About Me

Tim McKane

Political and social ramblings…

About

I remember watching Panorama from the age of ten. That was the year that Martin Luther King and Robert Kennedy were assassinated, and Charles Wheeler was reporting on the election, the anti-war movement, and civil rights. Then we got our own civil rights marches and the accompanying civil unrest. I was at my Auntie Noelle’s in Larne in 1969 when she told me that people had been killed in Belfast the night before. I was in a small unionist house, with all the attributes of the middle-class Malone Road family. My friends had been from both religions, but the Troubles put paid to that. Going to school in Belfast City centre from ’69-’76 was living in interesting times, to quote Mao. I had nothing to think or say of my own, following in the family traditions that mark NI politics. Dad flirted with Alliance early on but was never really political. Then I went to Queens and was dealt a dose of reality. The world was not as I had thought, and I had to start thinking for myself. Being of an age, I went hard left, in the context of living and breathing the air of the middle classes. But I got to know people from across this place, in Fermanagh, Derry, Andersonstown and the Ardoyne, as well as the Shankill and East Belfast.

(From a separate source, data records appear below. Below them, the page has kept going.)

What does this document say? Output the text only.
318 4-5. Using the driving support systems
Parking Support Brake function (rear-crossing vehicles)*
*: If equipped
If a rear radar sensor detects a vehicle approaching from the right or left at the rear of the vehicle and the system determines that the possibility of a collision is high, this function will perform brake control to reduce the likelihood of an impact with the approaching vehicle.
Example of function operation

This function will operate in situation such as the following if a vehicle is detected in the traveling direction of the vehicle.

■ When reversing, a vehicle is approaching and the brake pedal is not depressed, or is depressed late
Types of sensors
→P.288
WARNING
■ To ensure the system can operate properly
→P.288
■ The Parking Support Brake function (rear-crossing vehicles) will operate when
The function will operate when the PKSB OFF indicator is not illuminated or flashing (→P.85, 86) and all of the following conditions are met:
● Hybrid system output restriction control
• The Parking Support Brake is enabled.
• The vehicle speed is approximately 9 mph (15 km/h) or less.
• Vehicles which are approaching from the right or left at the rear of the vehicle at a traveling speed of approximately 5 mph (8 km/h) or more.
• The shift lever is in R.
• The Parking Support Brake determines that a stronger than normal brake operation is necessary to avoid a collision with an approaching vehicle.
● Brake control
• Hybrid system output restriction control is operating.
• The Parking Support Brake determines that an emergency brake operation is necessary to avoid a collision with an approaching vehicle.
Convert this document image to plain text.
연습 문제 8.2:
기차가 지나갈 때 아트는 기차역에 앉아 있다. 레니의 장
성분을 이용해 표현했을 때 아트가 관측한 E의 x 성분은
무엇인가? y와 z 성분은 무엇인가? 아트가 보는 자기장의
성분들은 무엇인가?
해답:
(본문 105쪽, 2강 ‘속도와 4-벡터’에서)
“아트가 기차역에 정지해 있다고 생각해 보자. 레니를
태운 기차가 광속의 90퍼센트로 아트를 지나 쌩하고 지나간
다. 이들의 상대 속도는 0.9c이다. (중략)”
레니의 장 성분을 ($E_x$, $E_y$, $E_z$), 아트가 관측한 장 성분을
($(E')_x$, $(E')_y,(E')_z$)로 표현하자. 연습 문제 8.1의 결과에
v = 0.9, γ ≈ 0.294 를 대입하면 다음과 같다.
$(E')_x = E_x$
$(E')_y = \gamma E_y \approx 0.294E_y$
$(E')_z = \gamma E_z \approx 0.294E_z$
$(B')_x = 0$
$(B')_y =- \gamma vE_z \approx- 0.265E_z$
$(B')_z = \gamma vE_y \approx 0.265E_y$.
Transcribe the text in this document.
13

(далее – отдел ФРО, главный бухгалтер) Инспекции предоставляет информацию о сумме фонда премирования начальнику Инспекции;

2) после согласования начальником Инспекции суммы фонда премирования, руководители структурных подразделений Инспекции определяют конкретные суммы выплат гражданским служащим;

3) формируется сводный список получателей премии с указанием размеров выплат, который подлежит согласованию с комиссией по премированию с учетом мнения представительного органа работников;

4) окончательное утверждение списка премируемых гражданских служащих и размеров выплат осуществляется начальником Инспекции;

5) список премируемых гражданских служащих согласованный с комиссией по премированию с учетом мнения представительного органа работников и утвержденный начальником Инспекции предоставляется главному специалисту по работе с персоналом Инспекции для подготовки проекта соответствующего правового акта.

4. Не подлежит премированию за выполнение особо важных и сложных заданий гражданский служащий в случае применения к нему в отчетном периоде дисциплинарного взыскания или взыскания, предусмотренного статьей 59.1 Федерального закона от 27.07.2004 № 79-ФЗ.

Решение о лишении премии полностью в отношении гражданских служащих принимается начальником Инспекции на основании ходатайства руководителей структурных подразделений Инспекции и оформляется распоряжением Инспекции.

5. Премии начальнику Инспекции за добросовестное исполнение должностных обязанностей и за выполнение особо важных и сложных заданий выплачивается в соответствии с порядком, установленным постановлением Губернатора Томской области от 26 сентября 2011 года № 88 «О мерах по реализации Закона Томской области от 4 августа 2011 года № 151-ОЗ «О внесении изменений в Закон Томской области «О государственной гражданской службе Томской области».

And as a result, I changed my opinions, and changed them again, and then, again. I studied History and Politics and still do. Napoleon is a hero, the history of film and the media, and still a deep interest in US politics. UK politics was sparked with the arrival of Thatcher. Local politics has been the bread and butter of our lives. So I ramble, think, come up with ideas, write them put them out to provoke some debates and think some more.